Skip to main content
Deployment is where your fal App goes from local development to a production API that serves real traffic. When you run fal deploy, fal builds your code into a container image, pushes it to a registry, and makes it available at a permanent endpoint ID. From that point, runners spin up on demand to handle requests, scale automatically based on traffic, and shut down when idle. You can roll back to any previous version instantly, deploy to separate environments for staging and production, and tune scaling parameters without redeploying. Before diving into this section, make sure you have installed the CLI and built your app following the Development guides. The pages here cover everything after your code is written: understanding what runners are, deploying to production, managing versions and environments, choosing hardware, and configuring scaling.

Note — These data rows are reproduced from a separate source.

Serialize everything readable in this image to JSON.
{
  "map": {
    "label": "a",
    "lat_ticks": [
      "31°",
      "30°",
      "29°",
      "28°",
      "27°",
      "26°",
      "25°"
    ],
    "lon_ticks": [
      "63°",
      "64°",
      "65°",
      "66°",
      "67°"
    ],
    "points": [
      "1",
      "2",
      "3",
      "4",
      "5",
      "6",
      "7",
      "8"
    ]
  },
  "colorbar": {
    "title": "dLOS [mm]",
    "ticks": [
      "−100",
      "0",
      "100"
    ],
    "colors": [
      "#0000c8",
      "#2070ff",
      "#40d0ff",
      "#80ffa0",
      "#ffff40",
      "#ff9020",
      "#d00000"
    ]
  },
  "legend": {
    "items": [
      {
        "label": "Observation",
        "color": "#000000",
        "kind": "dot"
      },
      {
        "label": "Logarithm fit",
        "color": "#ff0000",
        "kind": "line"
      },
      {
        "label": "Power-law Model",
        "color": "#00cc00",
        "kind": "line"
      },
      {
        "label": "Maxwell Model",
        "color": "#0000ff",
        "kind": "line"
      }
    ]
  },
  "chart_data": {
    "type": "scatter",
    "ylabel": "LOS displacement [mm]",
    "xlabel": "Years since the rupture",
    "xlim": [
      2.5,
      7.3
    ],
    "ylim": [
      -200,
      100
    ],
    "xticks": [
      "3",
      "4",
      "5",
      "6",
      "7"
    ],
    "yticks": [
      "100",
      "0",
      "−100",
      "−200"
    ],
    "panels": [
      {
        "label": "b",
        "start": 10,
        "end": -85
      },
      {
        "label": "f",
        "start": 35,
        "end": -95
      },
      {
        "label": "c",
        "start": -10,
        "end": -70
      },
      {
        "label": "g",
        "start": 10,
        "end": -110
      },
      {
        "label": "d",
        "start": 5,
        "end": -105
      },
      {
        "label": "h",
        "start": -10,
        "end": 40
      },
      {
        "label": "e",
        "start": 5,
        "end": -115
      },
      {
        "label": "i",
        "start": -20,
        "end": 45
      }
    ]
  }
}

If you are migrating from another platform, the migration guides can help you get started faster.

Quick Start

The simplest deployment is a single command:
fal deploy path/to/myapp.py::MyApp
This builds your app remotely, creates a persistent deployment, and gives you an endpoint ID like your-username/my-model that callers use with the fal client SDKs.

Runners and Requests

Before deploying, it helps to understand the execution model. When a caller submits a request, it enters a persistent queue and is dispatched to a runner. Runners are compute instances that pull your container image, run setup(), and serve requests until they scale down. Understanding how requests flow through the queue and how runners start, process, and shut down is essential for debugging latency, configuring scaling, and managing costs.

Deploying and Managing

Deployment creates a versioned revision of your app. Each deploy creates a new revision, so you can roll back to any previous version instantly if something goes wrong. You choose a rollout strategy (recreate for speed, rolling for zero downtime), configure authentication (private, public, or shared billing), and optionally deploy to separate environments for staging and production.

Scaling and Hardware

Once deployed, you control how your app scales. Scaling parameters determine how many runners stay warm, how quickly new ones spin up, and how many requests each runner handles concurrently. Machine types determine the hardware backing each runner, from lightweight CPU instances to H200 and B200 GPUs.